Representatives of Maine’s restaurant industry and other critics have called the bill a “feel-good measure” that will drive up business costs while having little impact since Mainers eat the vast majority of their meals at home. They also pointed out that the amount of calories for an item can change dramatically with the addition of condiments, which would not be included on the menu labels.

The other two bills seek to address obesity through the schools.
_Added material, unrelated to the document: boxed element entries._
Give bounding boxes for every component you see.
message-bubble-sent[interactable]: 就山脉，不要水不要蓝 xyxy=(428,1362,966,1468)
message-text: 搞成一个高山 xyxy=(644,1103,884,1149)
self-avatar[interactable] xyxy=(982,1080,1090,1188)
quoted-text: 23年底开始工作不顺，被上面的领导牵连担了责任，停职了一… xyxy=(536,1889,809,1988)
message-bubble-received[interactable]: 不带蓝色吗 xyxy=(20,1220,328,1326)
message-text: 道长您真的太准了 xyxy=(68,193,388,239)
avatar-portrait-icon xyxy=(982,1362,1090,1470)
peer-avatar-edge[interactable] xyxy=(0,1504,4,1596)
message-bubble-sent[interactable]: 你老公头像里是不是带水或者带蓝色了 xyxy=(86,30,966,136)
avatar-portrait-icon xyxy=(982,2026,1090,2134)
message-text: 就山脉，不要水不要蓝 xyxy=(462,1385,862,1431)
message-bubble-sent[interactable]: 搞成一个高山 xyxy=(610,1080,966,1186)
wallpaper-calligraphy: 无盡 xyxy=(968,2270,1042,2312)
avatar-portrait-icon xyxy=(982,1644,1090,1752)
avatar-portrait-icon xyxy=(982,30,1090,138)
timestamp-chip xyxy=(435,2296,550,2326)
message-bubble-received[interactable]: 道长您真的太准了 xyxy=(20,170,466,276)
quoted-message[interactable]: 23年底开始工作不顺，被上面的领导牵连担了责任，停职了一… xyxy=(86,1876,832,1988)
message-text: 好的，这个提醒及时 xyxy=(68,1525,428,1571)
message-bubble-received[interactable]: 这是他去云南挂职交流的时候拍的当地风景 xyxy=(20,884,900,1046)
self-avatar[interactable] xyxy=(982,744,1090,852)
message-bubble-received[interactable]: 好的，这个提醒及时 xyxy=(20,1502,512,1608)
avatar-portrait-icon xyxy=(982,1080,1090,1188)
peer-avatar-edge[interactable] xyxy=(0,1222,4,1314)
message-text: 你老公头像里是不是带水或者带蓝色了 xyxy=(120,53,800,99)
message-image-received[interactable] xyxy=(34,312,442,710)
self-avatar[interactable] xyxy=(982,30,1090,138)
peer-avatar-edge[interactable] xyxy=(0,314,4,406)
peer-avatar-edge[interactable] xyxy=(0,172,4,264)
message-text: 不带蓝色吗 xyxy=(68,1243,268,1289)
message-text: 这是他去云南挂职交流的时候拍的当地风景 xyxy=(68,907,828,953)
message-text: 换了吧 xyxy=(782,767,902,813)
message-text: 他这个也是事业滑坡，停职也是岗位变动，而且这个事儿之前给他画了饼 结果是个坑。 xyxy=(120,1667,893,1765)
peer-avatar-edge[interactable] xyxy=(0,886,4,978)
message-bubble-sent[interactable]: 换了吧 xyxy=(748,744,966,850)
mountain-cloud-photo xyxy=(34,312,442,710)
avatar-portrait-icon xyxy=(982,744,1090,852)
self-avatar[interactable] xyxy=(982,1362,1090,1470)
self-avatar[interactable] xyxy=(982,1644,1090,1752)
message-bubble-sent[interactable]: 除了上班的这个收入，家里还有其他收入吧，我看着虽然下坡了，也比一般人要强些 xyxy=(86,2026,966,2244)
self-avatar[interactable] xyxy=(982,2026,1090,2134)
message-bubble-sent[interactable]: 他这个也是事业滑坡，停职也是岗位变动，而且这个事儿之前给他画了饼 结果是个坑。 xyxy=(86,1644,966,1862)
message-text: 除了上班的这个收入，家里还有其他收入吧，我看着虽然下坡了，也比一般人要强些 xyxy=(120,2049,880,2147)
LD 319, sponsored by Rankin, would encourage schools to collect body mass index measurements for students. The general data — stripped of names or other identifying information — will then help the schools and the state track obesity rates as well as the success or failure of anti-obesity programs.

The third bill, LD 1407, assesses physical education capacities at schools and encourages more schools to expand their physical education offerings. It also sets up a special fund to help implement additional physical education programs in schools but only allocates $500 to the fund initially. The fund can receive donations from public or private sources.

Bill sponsor Rep. Seth Berry, D-Bowdoinham, said the importance of physical education in schools was driven home to him recently when his young son told him his favorite part of the day had been gym class.

“What made it bittersweet was that it was the only day of the week that he had gym,” Berry said at the bill signing ceremony.

Speaking afterward, Dr. Joel Kase, president of the Maine Osteopathic Association, said there are likely a combination of reasons why Maine has a higher obesity rate than its neighboring states. Mainers, on average, earn less and have less formal education — two factors directly tied to obesity, said Kase, who also is the director of medical education at the University of New England College of Osteopathic Medicine.

Children also are much less likely to walk to school today than several decades ago. They are much more likely to spend time on the computer, play video games and have a television in their room, he said.